I am participating in the creation activity of the Nuggets newcomer to start the road of writing together.

ZooKeeper ensures data consistency in distributed systems through the ZAB protocol.

ZAB agreement

ZooKeeper ensures data consistency through ZAB message broadcast, crash recovery, and data synchronization.

News broadcast

  1. After a transaction request (Write) comes in, the Leader wraps the Write request into a Proposal transaction and adds a globally unique 64-bit incrementing transaction ID, known as the Zxid (messages are ordered by comparing zxids).
  2. The Leader node broadcasts the Proposal transaction to other nodes in the cluster. The Leader node and the followers node are decoupled. The communication will pass through a FIFO message queue, and the Leader will allocate a separate FIFO queue to each Follower node. The Proposal is then sent to the queue;
  3. After receiving the Proposal, the Follower node persists it to the disk and sends an ACK to the Leader.
  4. When the Leader node receives more than half of the Follower nodes’ ACKS (Quorum mechanism), it will commit the transaction on the local machine and broadcast the COMMIT at the same time. After the Follower nodes receive the COMMIT, they will complete their own transaction commit.

The transaction request processing process of ZAB protocol is similar to a two-stage commit process. The first stage is broadcast transaction operation, and the second stage is broadcast commit operation. However, under this two-stage commit model, data inconsistency caused by the breakdown of the Leader node cannot be handled, such as the following two situations:

  1. No Follower Proposal1 crashes when the Leader (Server1) initiates a transaction Proposal1.
  2. When the Leader initiates a Proposal2 and receives an ACK from more than half of the followers, it crashes before it can send a Commit message to the Follower node.

ZAB protocol introduces crash recovery mode to solve the problem of Leader failure and data inconsistency caused by Leader failure. Crash recovery mode must address the following issues:

  1. When Server1 recovers and joins the cluster again, it must ensure that a Proposal1 is discarded, that the discarded message does not reappear.
  2. The new Leader elected must have the Proposal with the largest Zxid of all the machines in the cluster, that is, ensure that the messages that have been processed cannot be lost.

Crash recovery

When the Zookeeper cluster enters the crash recovery phase:

  1. The Leader node is elected during the crash recovery phase when the cluster service is started.
  2. If the Leader node breaks down suddenly or loses contact with more than half of the followers due to network problems, the cluster also enters the crash recovery mode.
Electing the Leader node
  1. All nodes are in the Looking state
  2. After the Leader is down, the remaining Follower nodes change their status to Looking (note that the Observer does not participate in the election) and then start the Leader election process.
  3. Each Server node issues a vote to participate in the election
  4. In the first vote, all servers vote for themselves, and each sends the vote to all the machines in the cluster.
  5. The cluster receives the votes from the various servers and begins to process the votes and elections
  6. The process of voting is the process of comparing zxids. Assuming that Server3 has the largest Zxid, Server1 determines that Server3 can be the Leader, and Server1 votes for Server3 based on the following criteria: If the epochs are equal, select the epoch with the largest ZXID. If both epochs and ZXIDS are equal, select the server with the largest ID.
  7. In the election process, if a node obtains more than half of the votes, it will become the Leader node; otherwise, it will vote again.
  8. If the election succeeds, the status of each node is Leading and Following.
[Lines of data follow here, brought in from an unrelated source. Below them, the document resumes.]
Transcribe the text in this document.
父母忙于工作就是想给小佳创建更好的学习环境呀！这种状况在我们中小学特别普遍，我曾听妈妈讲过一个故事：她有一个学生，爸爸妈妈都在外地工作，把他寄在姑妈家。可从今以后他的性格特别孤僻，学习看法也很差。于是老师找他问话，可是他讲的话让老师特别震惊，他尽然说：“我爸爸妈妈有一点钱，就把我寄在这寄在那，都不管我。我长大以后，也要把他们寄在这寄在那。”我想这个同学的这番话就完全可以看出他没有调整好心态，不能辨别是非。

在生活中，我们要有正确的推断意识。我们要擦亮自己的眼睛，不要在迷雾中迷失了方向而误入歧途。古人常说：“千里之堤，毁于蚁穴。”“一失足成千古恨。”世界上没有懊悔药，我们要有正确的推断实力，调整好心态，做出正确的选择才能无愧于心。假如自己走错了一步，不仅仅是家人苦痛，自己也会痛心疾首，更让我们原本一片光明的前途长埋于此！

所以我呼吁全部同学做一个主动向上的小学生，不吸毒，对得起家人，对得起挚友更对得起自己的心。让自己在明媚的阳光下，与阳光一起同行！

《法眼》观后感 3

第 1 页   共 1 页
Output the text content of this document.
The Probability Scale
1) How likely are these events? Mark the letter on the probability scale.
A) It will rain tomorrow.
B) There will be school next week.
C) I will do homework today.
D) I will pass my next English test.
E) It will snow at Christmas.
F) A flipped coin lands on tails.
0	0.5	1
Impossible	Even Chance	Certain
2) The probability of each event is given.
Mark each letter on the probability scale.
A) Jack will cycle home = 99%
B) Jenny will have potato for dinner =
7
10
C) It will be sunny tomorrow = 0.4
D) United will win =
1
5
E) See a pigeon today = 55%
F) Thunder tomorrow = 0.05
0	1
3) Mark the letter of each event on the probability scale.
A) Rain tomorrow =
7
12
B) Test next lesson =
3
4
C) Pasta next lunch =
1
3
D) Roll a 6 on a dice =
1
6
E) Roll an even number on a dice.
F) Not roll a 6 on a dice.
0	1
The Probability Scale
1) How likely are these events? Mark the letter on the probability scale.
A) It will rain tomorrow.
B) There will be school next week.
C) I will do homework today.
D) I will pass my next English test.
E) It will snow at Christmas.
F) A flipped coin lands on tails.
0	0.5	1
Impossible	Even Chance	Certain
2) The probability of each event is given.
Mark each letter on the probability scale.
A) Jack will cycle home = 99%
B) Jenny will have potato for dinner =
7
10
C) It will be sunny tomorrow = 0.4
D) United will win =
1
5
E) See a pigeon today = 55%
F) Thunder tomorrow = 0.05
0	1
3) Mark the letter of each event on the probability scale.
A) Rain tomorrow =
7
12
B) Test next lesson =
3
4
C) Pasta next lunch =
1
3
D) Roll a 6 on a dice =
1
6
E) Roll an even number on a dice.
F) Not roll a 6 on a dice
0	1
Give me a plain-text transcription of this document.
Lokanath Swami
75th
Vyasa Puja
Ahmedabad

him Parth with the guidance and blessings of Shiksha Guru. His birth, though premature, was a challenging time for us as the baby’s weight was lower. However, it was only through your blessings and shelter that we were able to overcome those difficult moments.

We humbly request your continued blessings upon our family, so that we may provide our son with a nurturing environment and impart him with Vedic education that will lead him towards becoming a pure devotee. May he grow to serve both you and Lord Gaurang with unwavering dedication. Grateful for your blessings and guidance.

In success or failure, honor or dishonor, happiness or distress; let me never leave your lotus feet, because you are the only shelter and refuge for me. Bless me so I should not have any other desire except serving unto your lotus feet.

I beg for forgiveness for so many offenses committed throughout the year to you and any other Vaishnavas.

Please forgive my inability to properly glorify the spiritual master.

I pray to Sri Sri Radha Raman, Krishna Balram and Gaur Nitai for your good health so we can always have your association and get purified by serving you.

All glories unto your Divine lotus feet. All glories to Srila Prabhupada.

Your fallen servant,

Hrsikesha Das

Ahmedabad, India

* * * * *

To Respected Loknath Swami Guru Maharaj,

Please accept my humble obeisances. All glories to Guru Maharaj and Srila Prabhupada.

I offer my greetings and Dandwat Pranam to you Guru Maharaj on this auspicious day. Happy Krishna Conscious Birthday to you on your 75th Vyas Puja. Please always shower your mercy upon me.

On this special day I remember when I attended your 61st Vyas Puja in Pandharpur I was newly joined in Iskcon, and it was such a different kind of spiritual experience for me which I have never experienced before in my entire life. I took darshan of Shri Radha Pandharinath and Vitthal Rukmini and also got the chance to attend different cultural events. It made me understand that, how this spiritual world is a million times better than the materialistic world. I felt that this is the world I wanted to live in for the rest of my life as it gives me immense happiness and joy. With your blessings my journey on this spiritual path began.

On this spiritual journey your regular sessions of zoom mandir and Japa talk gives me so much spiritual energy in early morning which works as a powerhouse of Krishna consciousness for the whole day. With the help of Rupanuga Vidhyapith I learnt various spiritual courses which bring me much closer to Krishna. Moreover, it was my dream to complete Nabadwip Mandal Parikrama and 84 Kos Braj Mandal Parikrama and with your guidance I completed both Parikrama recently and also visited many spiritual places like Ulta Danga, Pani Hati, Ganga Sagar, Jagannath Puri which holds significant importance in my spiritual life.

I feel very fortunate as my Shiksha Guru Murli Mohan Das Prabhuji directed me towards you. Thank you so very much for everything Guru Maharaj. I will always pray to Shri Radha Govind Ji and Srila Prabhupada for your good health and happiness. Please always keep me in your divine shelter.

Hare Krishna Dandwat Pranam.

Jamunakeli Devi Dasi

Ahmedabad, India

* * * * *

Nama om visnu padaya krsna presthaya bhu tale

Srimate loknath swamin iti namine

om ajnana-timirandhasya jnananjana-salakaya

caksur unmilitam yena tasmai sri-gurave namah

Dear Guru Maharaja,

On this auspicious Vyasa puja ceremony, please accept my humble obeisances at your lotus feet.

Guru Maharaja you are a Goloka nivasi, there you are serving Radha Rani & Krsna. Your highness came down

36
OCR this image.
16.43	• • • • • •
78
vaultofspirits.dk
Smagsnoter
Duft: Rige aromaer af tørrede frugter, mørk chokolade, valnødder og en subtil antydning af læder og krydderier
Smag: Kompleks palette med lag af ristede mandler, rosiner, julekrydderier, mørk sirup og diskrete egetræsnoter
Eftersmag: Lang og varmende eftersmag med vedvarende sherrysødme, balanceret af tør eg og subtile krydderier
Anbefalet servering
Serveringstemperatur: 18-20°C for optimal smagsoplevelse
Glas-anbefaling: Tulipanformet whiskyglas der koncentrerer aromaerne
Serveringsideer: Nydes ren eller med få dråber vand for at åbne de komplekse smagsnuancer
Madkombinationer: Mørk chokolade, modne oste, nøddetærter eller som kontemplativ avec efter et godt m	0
The node in Zab has three states: following (the current node is the Follower node), leading (the current node is the Leader node), looking/election (the current node is in the election state). The transition between the Zab protocol message broadcast and crash recovery phases is accompanied by a node state transition.

Data synchronization

After the collapse recovery is completed, the next work is data synchronization. During the election process, the Leader node is confirmed to be the node with the largest Zxid by voting. In the synchronization stage, all copies in the cluster are synchronized with the latest Proposal history obtained by the Leader in the previous stage.

ZAB protocol is a typical implementation of CP in CAP theory. In its crash recovery stage, the Leader node election process and data synchronization process after the completion of the election are not provided for external services, which is to ensure the strong consistency of data at the cost of availability.